Goldman Sachs percaya bahwa jika GPIF mengalihkan sebagian asetnya dari alokasi luar negeri ke pasar pendapatan tetap domestik Jepang, yen dapat mengalami apresiasi struktural. Dengan aset yang dikelola sekitar 2 triliun dolar AS, peningkatan alokasi pendapatan tetap domestik sebesar 5 persen secara teoritis akan sesuai dengan penjualan dolar terhadap yen senilai sekitar 100 miliar dolar AS, atau sekitar setengah dari surplus akun berjalan tahunan Jepang, dan juga dapat memicu penutupan transaksi carry trade yen yang telah terakumulasi sebelumnya.
Perubahan ini akan berdampak pada mata uang Asia. Goldman Sachs yang menganalisis data sejak 2022 menyatakan bahwa won Korea paling sensitif terhadap pergerakan yen, dengan beta sekitar 0,45; disusul oleh ba Thailand dan ringgit Malaysia, sementara yuan offshore dan dolar Taiwan juga akan terpengaruh. Laporan ini secara khusus memperhatikan won Korea: setelah dolar AS naik ke sekitar 1.350 terhadap won, sinyal kebijakan Korea menunjukkan bahwa otoritas kemungkinan menerima tingkat nilai tukar saat ini, sementara penghentian sebagian lindung nilai valas dan permintaan pembelian valas untuk investasi luar negeri oleh National Pension Service akan memperlambat laju apresiasi won lebih lanjut.
Di Asia Utara, Goldman Sachs tetap optimis terhadap penguatan New Taiwan Dollar terhadap Renminbi, dan mempertahankan pandangan jual yuan offshore terhadap New Taiwan Dollar; di Asia Selatan, tetap mempertahankan pandangan bearish terhadap Peso Filipina dan bullish terhadap Rupee India terhadap Peso Filipina.

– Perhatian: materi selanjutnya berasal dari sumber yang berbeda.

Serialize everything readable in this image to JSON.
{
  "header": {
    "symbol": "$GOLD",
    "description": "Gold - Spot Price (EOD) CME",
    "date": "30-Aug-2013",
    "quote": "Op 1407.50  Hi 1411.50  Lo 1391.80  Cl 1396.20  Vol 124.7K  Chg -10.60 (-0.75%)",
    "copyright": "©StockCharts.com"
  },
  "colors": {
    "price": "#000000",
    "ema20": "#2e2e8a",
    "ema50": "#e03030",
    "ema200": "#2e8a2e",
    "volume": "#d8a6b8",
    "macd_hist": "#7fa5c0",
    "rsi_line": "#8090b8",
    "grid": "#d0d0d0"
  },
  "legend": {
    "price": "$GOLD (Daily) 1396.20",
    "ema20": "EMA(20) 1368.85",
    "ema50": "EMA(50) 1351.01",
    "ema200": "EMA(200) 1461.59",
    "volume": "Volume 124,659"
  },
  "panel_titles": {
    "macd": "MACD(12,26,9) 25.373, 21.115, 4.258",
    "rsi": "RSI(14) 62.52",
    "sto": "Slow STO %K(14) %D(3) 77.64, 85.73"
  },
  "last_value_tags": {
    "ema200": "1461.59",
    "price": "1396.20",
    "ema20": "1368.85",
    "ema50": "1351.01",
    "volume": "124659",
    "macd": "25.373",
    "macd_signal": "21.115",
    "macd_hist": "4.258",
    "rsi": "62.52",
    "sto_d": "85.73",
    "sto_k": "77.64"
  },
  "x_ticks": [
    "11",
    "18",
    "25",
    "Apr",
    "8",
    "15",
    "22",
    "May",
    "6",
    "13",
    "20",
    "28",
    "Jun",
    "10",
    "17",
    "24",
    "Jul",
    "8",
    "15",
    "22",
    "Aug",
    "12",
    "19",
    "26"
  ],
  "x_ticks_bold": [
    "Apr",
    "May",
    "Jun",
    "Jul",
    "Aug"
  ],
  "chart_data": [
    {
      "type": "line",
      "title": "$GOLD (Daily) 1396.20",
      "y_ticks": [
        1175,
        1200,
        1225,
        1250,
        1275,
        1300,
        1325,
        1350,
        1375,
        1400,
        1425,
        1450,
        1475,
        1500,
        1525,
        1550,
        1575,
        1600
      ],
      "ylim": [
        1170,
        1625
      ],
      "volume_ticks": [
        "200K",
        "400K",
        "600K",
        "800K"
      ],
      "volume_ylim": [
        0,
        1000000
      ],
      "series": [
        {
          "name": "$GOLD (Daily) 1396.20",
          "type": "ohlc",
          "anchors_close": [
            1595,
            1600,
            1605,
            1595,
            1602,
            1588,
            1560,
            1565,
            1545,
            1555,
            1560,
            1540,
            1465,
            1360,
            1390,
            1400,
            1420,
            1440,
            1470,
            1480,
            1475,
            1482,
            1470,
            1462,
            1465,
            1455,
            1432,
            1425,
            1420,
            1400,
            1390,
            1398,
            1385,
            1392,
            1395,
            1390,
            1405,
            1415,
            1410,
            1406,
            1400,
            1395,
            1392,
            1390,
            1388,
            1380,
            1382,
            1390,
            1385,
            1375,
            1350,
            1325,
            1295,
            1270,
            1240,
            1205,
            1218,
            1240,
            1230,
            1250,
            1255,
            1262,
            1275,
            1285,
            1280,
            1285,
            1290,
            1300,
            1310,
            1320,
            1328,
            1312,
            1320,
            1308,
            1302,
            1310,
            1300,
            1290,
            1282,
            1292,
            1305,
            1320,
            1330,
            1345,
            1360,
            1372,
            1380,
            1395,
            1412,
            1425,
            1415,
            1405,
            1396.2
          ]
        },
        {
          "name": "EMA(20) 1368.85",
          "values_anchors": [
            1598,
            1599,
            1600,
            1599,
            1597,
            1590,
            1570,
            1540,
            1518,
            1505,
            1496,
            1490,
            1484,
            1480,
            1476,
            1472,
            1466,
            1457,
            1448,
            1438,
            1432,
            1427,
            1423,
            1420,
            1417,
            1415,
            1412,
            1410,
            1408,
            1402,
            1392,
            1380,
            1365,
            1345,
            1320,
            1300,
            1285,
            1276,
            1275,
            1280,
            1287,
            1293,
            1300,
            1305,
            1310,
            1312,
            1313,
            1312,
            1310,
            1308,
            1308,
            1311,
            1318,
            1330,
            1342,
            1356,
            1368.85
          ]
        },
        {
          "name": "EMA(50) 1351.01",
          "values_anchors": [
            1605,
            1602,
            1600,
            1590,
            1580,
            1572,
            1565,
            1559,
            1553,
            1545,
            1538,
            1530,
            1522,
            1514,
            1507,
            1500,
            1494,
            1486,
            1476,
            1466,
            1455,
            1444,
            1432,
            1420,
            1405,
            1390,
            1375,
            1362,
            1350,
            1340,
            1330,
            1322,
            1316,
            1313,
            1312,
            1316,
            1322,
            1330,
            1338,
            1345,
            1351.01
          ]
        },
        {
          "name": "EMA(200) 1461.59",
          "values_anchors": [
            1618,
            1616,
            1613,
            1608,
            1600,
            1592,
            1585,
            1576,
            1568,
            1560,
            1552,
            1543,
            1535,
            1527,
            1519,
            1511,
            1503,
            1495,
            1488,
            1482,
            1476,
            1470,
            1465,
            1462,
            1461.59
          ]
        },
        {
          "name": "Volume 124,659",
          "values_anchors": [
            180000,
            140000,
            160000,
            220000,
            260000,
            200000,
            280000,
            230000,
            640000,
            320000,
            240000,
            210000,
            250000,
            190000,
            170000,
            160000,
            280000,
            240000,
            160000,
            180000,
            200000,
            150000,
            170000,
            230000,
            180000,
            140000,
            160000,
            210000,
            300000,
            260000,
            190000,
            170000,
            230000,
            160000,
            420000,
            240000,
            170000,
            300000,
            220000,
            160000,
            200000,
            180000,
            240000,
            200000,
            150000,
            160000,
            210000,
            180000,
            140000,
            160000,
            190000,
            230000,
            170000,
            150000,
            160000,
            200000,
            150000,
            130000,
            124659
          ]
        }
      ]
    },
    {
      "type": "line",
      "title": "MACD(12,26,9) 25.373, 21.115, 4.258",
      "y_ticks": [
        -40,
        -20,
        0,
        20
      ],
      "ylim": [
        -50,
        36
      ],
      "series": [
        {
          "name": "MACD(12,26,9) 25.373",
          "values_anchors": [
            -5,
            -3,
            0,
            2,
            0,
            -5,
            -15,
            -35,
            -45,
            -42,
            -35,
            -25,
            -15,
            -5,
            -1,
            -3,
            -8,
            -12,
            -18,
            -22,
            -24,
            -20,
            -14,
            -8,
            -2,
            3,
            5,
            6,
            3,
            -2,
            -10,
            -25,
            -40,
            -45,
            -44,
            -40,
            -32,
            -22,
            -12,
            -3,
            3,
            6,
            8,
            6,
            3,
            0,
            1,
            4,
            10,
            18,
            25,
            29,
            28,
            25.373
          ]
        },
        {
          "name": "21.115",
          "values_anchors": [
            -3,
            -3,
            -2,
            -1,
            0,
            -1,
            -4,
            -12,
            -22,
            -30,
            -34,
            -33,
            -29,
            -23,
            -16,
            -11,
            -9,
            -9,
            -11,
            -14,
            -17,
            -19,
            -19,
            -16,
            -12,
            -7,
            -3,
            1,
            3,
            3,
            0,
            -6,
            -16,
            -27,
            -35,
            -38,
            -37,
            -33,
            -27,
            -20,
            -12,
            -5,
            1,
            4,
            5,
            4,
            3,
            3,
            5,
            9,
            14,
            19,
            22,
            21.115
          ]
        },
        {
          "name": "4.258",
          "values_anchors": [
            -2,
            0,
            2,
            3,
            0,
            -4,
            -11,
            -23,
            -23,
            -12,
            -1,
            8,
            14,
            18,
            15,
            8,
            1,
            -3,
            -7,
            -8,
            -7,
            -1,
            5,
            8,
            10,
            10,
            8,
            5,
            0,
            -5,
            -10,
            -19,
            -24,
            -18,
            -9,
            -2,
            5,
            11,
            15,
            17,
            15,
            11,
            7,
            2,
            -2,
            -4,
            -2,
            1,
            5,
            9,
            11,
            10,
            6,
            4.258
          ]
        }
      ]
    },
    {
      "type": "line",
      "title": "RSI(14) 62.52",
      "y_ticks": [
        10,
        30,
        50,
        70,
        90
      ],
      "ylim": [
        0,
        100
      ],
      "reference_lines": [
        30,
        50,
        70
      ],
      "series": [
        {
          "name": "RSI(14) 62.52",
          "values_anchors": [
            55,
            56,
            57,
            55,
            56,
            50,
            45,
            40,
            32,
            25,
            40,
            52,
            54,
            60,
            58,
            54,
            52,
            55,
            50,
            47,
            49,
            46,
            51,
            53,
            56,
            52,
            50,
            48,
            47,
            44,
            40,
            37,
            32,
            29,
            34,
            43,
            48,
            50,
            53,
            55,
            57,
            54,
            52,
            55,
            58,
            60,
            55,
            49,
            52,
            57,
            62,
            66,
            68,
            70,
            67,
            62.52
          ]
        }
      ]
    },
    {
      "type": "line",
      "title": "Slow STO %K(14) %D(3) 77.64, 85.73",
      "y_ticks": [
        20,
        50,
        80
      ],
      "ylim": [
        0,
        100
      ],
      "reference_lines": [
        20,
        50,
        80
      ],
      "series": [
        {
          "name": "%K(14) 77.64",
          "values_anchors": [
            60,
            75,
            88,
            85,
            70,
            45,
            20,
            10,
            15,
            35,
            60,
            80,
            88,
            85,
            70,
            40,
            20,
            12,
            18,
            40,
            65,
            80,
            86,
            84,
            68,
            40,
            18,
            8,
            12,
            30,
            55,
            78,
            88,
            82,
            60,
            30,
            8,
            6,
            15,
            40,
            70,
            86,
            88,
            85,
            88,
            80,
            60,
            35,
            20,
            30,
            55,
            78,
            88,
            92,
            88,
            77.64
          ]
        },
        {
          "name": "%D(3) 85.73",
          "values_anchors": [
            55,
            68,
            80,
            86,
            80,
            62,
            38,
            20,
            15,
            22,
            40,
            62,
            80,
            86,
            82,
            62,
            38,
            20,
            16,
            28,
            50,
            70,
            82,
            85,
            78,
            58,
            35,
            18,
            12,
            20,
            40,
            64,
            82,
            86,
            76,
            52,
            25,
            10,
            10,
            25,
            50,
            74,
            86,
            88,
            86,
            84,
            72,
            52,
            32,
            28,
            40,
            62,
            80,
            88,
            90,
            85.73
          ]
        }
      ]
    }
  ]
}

Goldman Sachs percaya bahwa jika Yen terus menguat, mata uang Asia akan mengalami diferensiasi baru, dan fokus pasar valuta asing akan berpindah dari pergerakan tunggal Dolar AS ke apakah aliran modal Jepang yang kembali benar-benar dapat mengubah arus modal regional.
Perlu diperhatikan bahwa peningkatan alokasi GPIF terhadap obligasi domestik Jepang masih merupakan skenario simulasi dari Goldman Sachs, bukan keputusan resmi yang telah diterapkan.